Suppose I have a coin with that lands on heads with probability P. The experiment to be performed is to continue flipping the coin x number of times. This experiment is to be repeated 1000 times.
Question Is there an efficient/vectorized approach to generate an array of random 1's(with probability P) and 0's (with probability 1-P)?
If I try something like this:
np.full(10,rng().choice((0,1),p= [.3,.7]))
The entire array is filled with the same selection. I have seen solutions that involve a fixed ratio of zeros to ones.
a = np.ones(n+m)
a[:m] = 0
np.random.shuffle(a)
However I'm not sure how to preserve the stochastic nature of the experiments with this set up.
Presently I am just looping through each iteration as follows, but it is very slow once the number of experiments gets large.

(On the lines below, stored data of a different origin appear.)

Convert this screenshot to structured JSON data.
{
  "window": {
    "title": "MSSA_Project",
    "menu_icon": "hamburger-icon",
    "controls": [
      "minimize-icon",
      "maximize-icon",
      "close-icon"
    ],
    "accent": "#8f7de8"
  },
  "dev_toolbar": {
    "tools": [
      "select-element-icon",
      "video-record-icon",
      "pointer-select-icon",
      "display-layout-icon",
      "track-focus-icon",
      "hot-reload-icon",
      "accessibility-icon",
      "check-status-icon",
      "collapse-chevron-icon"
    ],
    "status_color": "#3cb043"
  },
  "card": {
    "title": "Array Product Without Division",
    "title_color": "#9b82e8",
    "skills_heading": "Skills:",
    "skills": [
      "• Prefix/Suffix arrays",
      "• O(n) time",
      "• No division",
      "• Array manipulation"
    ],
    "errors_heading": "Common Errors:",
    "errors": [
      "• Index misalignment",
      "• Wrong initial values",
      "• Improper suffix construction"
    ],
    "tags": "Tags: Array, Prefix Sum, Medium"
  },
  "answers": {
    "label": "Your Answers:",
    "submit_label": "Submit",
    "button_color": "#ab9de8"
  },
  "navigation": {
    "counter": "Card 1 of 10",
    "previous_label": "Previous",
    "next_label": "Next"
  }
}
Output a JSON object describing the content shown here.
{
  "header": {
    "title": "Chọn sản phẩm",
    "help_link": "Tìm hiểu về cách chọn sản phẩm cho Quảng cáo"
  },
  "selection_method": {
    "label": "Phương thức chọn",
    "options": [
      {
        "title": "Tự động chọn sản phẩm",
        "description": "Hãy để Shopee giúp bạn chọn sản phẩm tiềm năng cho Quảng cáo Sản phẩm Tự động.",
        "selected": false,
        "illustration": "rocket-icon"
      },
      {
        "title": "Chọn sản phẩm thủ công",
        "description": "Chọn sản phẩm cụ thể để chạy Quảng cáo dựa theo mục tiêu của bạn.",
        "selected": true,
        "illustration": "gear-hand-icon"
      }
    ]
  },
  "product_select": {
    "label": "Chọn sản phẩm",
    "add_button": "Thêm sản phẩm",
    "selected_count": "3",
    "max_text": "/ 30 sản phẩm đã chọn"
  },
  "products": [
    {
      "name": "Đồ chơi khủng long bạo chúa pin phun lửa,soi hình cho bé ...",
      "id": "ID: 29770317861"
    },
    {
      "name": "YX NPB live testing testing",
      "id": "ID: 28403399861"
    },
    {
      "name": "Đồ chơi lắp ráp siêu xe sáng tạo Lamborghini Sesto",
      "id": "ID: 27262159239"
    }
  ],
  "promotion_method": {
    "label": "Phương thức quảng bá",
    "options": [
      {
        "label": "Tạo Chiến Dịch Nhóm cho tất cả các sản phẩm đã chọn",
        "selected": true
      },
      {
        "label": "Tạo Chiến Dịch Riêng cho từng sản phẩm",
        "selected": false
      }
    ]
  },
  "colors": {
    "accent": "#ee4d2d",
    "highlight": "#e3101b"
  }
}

(The actual experiment involves terminating each trial when two consecutive heads are flipped, which is why there is a while loop in the code. For purposes of making the question specific I didn't want to address that here. )
Set = [0,1]
T = np.ones(Episodes)
for i in range(Episodes):
a = rng().choice(Set, p=[(1 - p), p])
counter = 1
while True:
b = rng().choice(Set, p=[(1-p),p])
counter += 1
if (a == 1) & (b == 1):
break
a = b
T[i] = counter
Any insights would be appreciated, thanks!